61.      Au vu des conclusions qui précèdent, il convient d’examiner si, comme le soutient la juridiction de renvoi, en refusant d’extrader HF vers les États-Unis, motif pris du principe ne bis in idem, la République fédérale d’Allemagne violerait ses obligations au titre du traité d’extradition Allemagne‑USA, le cas échéant lu en combinaison avec l’accord UE‑USA, et, dans l’affirmative, si cela pourrait faire obstacle à un tel refus.

62.      Eu égard aux constatations figurant dans la décision de renvoi, reproduites aux points 25 à 27 des présentes conclusions, il semble que, en l’espèce, comme le fait valoir la juridiction de renvoi, les autorités allemandes soient, en principe, tenues d’extrader HF vers les États-Unis en vertu de l’article 1er du traité d’extradition Allemagne‑USA, toutes les conditions prévues par ce traité apparaissant réunies.
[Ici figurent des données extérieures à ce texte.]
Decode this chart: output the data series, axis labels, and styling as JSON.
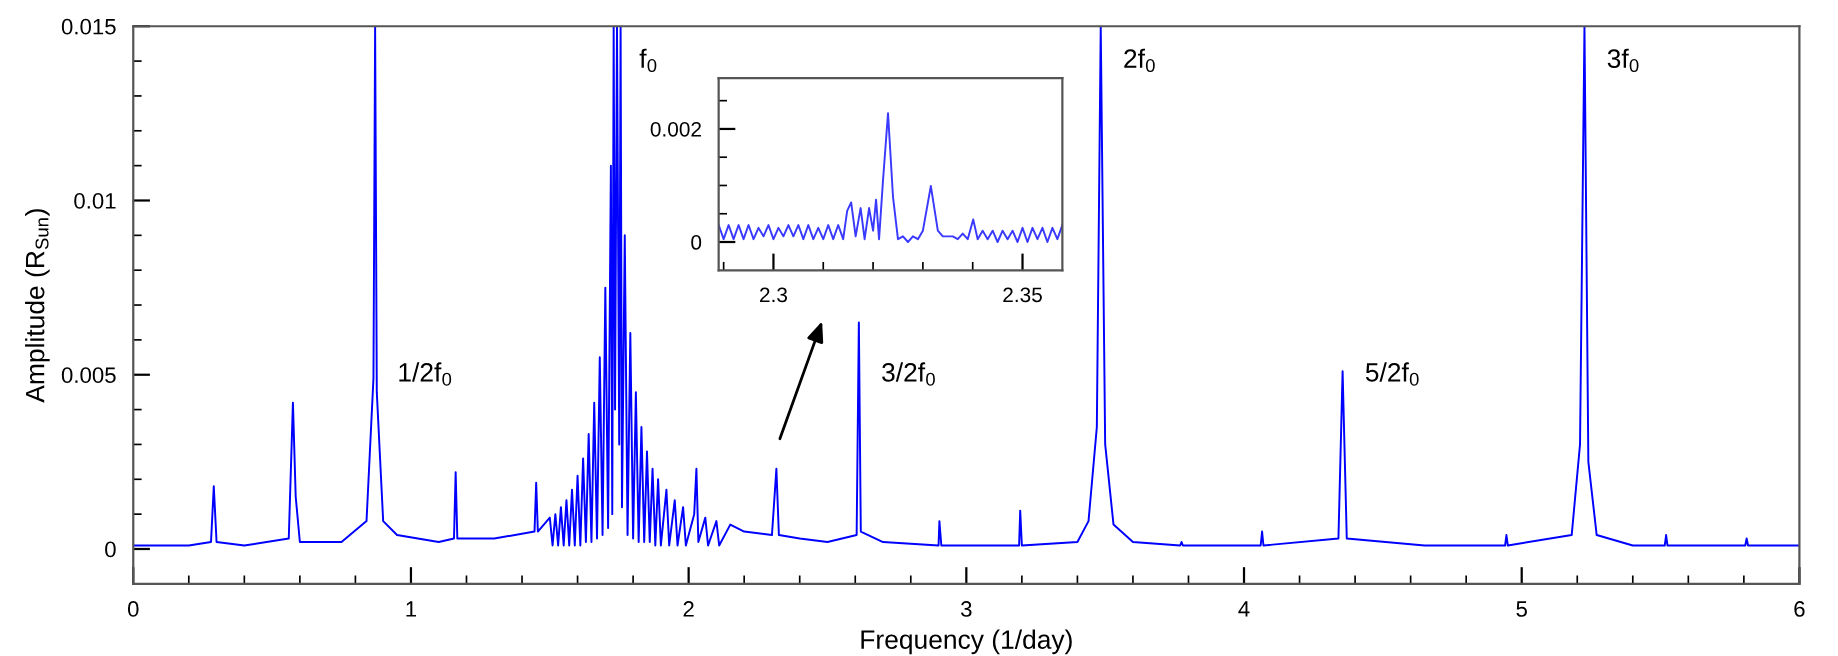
{
  "chart_data": [
    {
      "type": "line",
      "xlabel": "Frequency (1/day)",
      "ylabel": "Amplitude (R$_{Sun}$)",
      "xlim": [
        0,
        6
      ],
      "ylim": [
        -0.001,
        0.015
      ],
      "xticks": [
        0,
        {
          "value": 0.2,
          "label": null
        },
        {
          "value": 0.4,
          "label": null
        },
        {
          "value": 0.6,
          "label": null
        },
        {
          "value": 0.8,
          "label": null
        },
        1,
        {
          "value": 1.2,
          "label": null
        },
        {
          "value": 1.4,
          "label": null
        },
        {
          "value": 1.6,
          "label": null
        },
        {
          "value": 1.8,
          "label": null
        },
        2,
        {
          "value": 2.2,
          "label": null
        },
        {
          "value": 2.4,
          "label": null
        },
        {
          "value": 2.6,
          "label": null
        },
        {
          "value": 2.8,
          "label": null
        },
        3,
        {
          "value": 3.2,
          "label": null
        },
        {
          "value": 3.4,
          "label": null
        },
        {
          "value": 3.6,
          "label": null
        },
        {
          "value": 3.8,
          "label": null
        },
        4,
        {
          "value": 4.2,
          "label": null
        },
        {
          "value": 4.4,
          "label": null
        },
        {
          "value": 4.6,
          "label": null
        },
        {
          "value": 4.8,
          "label": null
        },
        5,
        {
          "value": 5.2,
          "label": null
        },
        {
          "value": 5.4,
          "label": null
        },
        {
          "value": 5.6,
          "label": null
        },
        {
          "value": 5.8,
          "label": null
        },
        6
      ],
      "yticks": [
        0,
        {
          "value": 0.001,
          "label": null
        },
        {
          "value": 0.002,
          "label": null
        },
        {
          "value": 0.003,
          "label": null
        },
        {
          "value": 0.004,
          "label": null
        },
        0.005,
        {
          "value": 0.006,
          "label": null
        },
        {
          "value": 0.007,
          "label": null
        },
        {
          "value": 0.008,
          "label": null
        },
        {
          "value": 0.009,
          "label": null
        },
        0.01,
        {
          "value": 0.011,
          "label": null
        },
        {
          "value": 0.012,
          "label": null
        },
        {
          "value": 0.013,
          "label": null
        },
        {
          "value": 0.014,
          "label": null
        },
        0.015
      ],
      "series": [
        {
          "color": "#0000ff",
          "x": [
            0.0,
            0.2,
            0.28,
            0.29,
            0.3,
            0.4,
            0.56,
            0.575,
            0.585,
            0.6,
            0.75,
            0.84,
            0.865,
            0.871,
            0.877,
            0.9,
            0.95,
            1.1,
            1.155,
            1.161,
            1.167,
            1.3,
            1.445,
            1.451,
            1.457,
            1.5,
            1.51,
            1.52,
            1.53,
            1.54,
            1.55,
            1.56,
            1.57,
            1.58,
            1.59,
            1.6,
            1.61,
            1.62,
            1.63,
            1.64,
            1.65,
            1.66,
            1.67,
            1.68,
            1.69,
            1.7,
            1.71,
            1.72,
            1.725,
            1.73,
            1.735,
            1.742,
            1.75,
            1.755,
            1.76,
            1.77,
            1.78,
            1.79,
            1.8,
            1.81,
            1.82,
            1.83,
            1.84,
            1.85,
            1.86,
            1.87,
            1.88,
            1.89,
            1.9,
            1.92,
            1.93,
            1.95,
            1.96,
            1.98,
            1.99,
            2.02,
            2.028,
            2.035,
            2.06,
            2.07,
            2.1,
            2.11,
            2.15,
            2.2,
            2.3,
            2.316,
            2.325,
            2.4,
            2.5,
            2.605,
            2.613,
            2.62,
            2.7,
            2.9,
            2.903,
            2.91,
            3.19,
            3.194,
            3.2,
            3.4,
            3.44,
            3.47,
            3.484,
            3.5,
            3.53,
            3.6,
            3.77,
            3.775,
            3.78,
            4.06,
            4.065,
            4.07,
            4.34,
            4.355,
            4.37,
            4.65,
            4.94,
            4.945,
            4.95,
            5.18,
            5.21,
            5.226,
            5.24,
            5.27,
            5.4,
            5.515,
            5.52,
            5.525,
            5.805,
            5.81,
            5.815,
            6.0
          ],
          "values": [
            0.0001,
            0.0001,
            0.0002,
            0.0018,
            0.0002,
            0.0001,
            0.0003,
            0.0042,
            0.0015,
            0.0002,
            0.0002,
            0.0008,
            0.0049,
            0.015,
            0.0045,
            0.0008,
            0.0004,
            0.0002,
            0.0003,
            0.0022,
            0.0003,
            0.0003,
            0.0005,
            0.0019,
            0.0005,
            0.0009,
            0.0001,
            0.001,
            0.0001,
            0.0012,
            0.0001,
            0.0014,
            0.0001,
            0.0017,
            0.0001,
            0.0021,
            0.0001,
            0.0026,
            0.0002,
            0.0033,
            0.0002,
            0.0042,
            0.0003,
            0.0055,
            0.0004,
            0.0075,
            0.0006,
            0.011,
            0.001,
            0.015,
            0.004,
            0.015,
            0.003,
            0.015,
            0.0012,
            0.009,
            0.0004,
            0.0062,
            0.0003,
            0.0045,
            0.0002,
            0.0035,
            0.0002,
            0.0028,
            0.0002,
            0.0023,
            0.0001,
            0.002,
            0.0001,
            0.0017,
            0.0001,
            0.0014,
            0.0001,
            0.0012,
            0.0001,
            0.001,
            0.0023,
            0.0002,
            0.0009,
            0.0001,
            0.0008,
            0.0001,
            0.0007,
            0.0005,
            0.0004,
            0.0023,
            0.0004,
            0.0003,
            0.0002,
            0.0004,
            0.0065,
            0.0005,
            0.0002,
            0.0001,
            0.0008,
            0.0001,
            0.0001,
            0.0011,
            0.0001,
            0.0002,
            0.0008,
            0.0035,
            0.015,
            0.003,
            0.0007,
            0.0002,
            0.0001,
            0.0002,
            0.0001,
            0.0001,
            0.0005,
            0.0001,
            0.0003,
            0.0051,
            0.0003,
            0.0001,
            0.0001,
            0.0004,
            0.0001,
            0.0004,
            0.003,
            0.015,
            0.0025,
            0.0004,
            0.0001,
            0.0001,
            0.0004,
            0.0001,
            0.0001,
            0.0003,
            0.0001,
            0.0001
          ]
        }
      ],
      "annotations": [
        {
          "text": "1/2f$_{0}$",
          "x": 0.871,
          "y": 0.005
        },
        {
          "text": "f$_{0}$",
          "x": 1.742,
          "y": 0.014
        },
        {
          "text": "3/2f$_{0}$",
          "x": 2.613,
          "y": 0.005
        },
        {
          "text": "2f$_{0}$",
          "x": 3.484,
          "y": 0.014
        },
        {
          "text": "5/2f$_{0}$",
          "x": 4.355,
          "y": 0.005
        },
        {
          "text": "3f$_{0}$",
          "x": 5.226,
          "y": 0.014
        }
      ]
    },
    {
      "type": "line",
      "xlim": [
        2.289,
        2.358
      ],
      "ylim": [
        -0.0005,
        0.0029
      ],
      "xticks": [
        {
          "value": 2.29,
          "label": null
        },
        2.3,
        {
          "value": 2.31,
          "label": null
        },
        {
          "value": 2.32,
          "label": null
        },
        {
          "value": 2.33,
          "label": null
        },
        {
          "value": 2.34,
          "label": null
        },
        2.35
      ],
      "yticks": [
        0,
        {
          "value": 0.0005,
          "label": null
        },
        {
          "value": 0.001,
          "label": null
        },
        {
          "value": 0.0015,
          "label": null
        },
        0.002,
        {
          "value": 0.0025,
          "label": null
        }
      ],
      "series": [
        {
          "color": "#3a3aff",
          "x": [
            2.289,
            2.29,
            2.291,
            2.292,
            2.293,
            2.294,
            2.295,
            2.296,
            2.297,
            2.298,
            2.299,
            2.3,
            2.301,
            2.302,
            2.303,
            2.304,
            2.305,
            2.306,
            2.307,
            2.308,
            2.309,
            2.31,
            2.311,
            2.312,
            2.313,
            2.314,
            2.3148,
            2.3156,
            2.3165,
            2.3175,
            2.3183,
            2.3192,
            2.32,
            2.3206,
            2.3212,
            2.322,
            2.323,
            2.324,
            2.325,
            2.326,
            2.327,
            2.328,
            2.329,
            2.33,
            2.3316,
            2.333,
            2.334,
            2.336,
            2.337,
            2.338,
            2.339,
            2.3401,
            2.341,
            2.342,
            2.343,
            2.344,
            2.345,
            2.346,
            2.347,
            2.348,
            2.349,
            2.35,
            2.351,
            2.352,
            2.353,
            2.354,
            2.355,
            2.356,
            2.357,
            2.358
          ],
          "values": [
            0.0003,
            5e-05,
            0.0003,
            5e-05,
            0.0003,
            5e-05,
            0.0003,
            5e-05,
            0.00025,
            0.0001,
            0.0003,
            5e-05,
            0.00025,
            0.0001,
            0.0003,
            0.0001,
            0.0003,
            5e-05,
            0.0003,
            5e-05,
            0.00025,
            5e-05,
            0.0003,
            5e-05,
            0.0003,
            5e-05,
            0.00055,
            0.0007,
            0.0001,
            0.0006,
            5e-05,
            0.0006,
            0.0002,
            0.00075,
            5e-05,
            0.0011,
            0.00228,
            0.0008,
            5e-05,
            0.0001,
            0.0,
            0.0001,
            5e-05,
            0.0002,
            0.00099,
            0.0002,
            0.0001,
            0.0001,
            5e-05,
            0.00015,
            5e-05,
            0.0004,
            5e-05,
            0.0002,
            5e-05,
            0.0002,
            0.0,
            0.0002,
            5e-05,
            0.0002,
            0.0,
            0.00025,
            0.0,
            0.00025,
            5e-05,
            0.00025,
            0.0,
            0.00025,
            5e-05,
            0.0003
          ]
        }
      ]
    }
  ]
}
S’agissant, plus particulièrement, du motif de refus prévu à l’article 8 (intitulé « Ne bis in idem ») dudit traité, la juridiction de renvoi affirme qu’il n’est pas applicable dans la présente affaire, dès lors que la décision définitive antérieure émane des autorités slovènes et non de celles de l’État requis, à savoir la République fédérale d’Allemagne.

63.      La juridiction de renvoi invoque l’accord UE‑USA, relevant qu’il ne prévoit pas l’applicabilité d’un principe ne bis in idem « à l’échelle européenne », pour en déduire a contrario que l’obligation d’extradition résultant du traité d’extradition Allemagne-USA doit être respectée.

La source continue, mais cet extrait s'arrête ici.